### Projects (1999 - Spring 2008)

Engineering >> Civil & Environmental Engineering

## by Kenneth Cabana

Submitted : Spring 2012

The problem is an optimization problem using a variation of Newton’s Method to find the minimum distances in three segments of a particular job. Each segment of the job uses one of two methods of inserting an 8 inch water line. The two methods differ in both the process and cost of how the pipe is put into the ground. One of the processes is called Open Cut Trenching, which refers to the use of an excavator to dig the soil to a desired level and inserting the pipe in sections piece by piece. The second method is called Directional Drilling and refers to a machine being able to drill horizontally at a negative slope to reach a desired depth before leveling out. Rod sections are added to continue underneath ground level to a desired length and when that level is reached, the slope is positively increased to pop above ground.
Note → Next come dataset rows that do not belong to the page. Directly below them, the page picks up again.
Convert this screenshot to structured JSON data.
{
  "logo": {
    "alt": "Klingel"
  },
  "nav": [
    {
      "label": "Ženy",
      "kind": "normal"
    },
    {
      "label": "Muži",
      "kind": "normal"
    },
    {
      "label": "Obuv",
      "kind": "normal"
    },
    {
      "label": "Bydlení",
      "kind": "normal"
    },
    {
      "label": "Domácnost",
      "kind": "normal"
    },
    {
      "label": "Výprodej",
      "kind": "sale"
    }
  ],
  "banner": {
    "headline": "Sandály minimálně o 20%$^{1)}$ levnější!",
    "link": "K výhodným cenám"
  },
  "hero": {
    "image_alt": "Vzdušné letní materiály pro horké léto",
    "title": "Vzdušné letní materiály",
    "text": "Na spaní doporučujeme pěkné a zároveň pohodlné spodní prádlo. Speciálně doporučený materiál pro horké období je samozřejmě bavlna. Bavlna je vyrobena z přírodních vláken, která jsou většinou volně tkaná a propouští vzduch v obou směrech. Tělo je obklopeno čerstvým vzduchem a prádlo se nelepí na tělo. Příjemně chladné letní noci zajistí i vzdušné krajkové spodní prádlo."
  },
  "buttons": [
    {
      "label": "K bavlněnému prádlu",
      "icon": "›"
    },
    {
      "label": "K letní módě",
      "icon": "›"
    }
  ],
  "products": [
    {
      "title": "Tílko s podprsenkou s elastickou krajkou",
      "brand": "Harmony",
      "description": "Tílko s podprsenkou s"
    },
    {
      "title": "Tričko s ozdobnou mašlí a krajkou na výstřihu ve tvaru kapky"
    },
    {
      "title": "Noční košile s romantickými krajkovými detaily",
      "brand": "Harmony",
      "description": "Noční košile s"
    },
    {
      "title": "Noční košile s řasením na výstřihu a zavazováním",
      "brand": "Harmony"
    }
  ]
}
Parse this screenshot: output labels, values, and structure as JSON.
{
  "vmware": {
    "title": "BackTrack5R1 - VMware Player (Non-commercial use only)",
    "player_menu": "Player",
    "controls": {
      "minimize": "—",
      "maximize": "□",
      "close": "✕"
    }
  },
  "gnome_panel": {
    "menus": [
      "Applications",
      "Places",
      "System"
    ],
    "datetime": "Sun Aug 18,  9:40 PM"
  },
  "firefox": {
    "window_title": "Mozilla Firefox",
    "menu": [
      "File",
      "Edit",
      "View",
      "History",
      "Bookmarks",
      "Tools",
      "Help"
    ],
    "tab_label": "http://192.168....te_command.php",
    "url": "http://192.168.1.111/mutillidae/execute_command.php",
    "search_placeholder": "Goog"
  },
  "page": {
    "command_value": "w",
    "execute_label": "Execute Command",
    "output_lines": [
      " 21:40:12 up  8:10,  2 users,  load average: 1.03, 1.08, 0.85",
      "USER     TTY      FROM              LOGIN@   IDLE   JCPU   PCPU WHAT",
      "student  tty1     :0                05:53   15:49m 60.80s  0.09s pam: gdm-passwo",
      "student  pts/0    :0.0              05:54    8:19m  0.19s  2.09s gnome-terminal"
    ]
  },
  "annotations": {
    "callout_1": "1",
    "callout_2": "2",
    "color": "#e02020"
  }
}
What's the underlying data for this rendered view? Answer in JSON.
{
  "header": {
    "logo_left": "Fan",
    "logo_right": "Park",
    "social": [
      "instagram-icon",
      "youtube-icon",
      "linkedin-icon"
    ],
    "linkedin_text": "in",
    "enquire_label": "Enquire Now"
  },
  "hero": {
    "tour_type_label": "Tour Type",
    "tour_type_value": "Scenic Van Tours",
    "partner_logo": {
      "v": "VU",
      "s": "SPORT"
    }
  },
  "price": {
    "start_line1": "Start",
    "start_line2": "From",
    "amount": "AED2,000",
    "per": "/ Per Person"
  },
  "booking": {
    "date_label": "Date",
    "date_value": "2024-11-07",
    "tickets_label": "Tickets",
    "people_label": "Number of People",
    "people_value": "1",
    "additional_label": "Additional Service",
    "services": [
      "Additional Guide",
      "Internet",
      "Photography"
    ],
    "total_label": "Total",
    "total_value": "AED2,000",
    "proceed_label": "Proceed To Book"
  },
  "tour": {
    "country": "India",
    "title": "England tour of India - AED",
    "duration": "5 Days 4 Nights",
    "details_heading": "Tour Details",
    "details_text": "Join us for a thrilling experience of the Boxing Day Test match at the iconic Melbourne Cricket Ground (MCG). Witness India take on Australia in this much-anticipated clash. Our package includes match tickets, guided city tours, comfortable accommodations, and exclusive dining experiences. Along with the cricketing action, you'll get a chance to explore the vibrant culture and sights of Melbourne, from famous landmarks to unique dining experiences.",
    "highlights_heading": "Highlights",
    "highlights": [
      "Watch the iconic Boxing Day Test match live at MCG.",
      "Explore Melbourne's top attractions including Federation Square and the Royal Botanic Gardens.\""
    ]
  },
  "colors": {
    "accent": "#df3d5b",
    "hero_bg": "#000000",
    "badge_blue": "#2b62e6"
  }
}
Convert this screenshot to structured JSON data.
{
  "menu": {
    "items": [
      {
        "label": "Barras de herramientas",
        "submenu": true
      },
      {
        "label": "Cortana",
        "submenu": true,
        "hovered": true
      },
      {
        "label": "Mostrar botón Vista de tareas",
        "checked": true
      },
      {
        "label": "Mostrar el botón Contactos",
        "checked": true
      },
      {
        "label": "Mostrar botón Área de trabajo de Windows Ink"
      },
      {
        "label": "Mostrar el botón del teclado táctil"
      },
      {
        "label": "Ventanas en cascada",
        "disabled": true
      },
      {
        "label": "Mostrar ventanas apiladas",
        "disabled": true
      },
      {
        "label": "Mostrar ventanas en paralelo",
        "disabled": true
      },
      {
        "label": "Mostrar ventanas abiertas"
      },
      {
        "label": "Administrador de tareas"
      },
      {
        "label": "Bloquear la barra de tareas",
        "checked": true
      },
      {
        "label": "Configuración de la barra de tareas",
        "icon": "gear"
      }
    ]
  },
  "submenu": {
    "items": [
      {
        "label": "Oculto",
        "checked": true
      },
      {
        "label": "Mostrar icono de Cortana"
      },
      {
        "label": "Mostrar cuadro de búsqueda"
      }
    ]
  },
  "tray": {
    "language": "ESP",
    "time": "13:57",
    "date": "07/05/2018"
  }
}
The pipe is the attached to the rod and pulled to the rig.

The job is one that would be designed by a Civil Engineer and completed through and through by an Underground Contractor. The student mapped out a job that included three segments in which open cut were used in the beginning and the ending segments and directional drilling used in the middle to cross underneath a highway. With directional drilling costing approximately double of what open cut does, the distances of all segments need to be found to make the job cost at its least. The starting and ending point of the directional drilling portion are two variables that are unknown. To achieve the whereabouts of these variables, the researcher used the distance formula between each segment including all the variables. To be able to solve for these variables the partial derivative is taken.; Once that is achieved, the equations are implemented in a spread sheet where multiple calculations of a guess and check nature are done to then converge at the same set of numbers where none of the values differ from guess to guess. The distances of each of the segments can then be multiplied by the cost of inserting the pipe by linear foot put into the ground. Added altogether, the results equal the bare minimum of that particular job. This information is helpful to any underground contractor as his profit margins can be determined from this data. The information is also helpful to everybody that is involved in the long chain of companies that make jobs like this happen. This data will give them an insight on what it takes to complete a job and what money is on the line if something may go wrong. This process may help in getting an answer to head council men faster than previously before.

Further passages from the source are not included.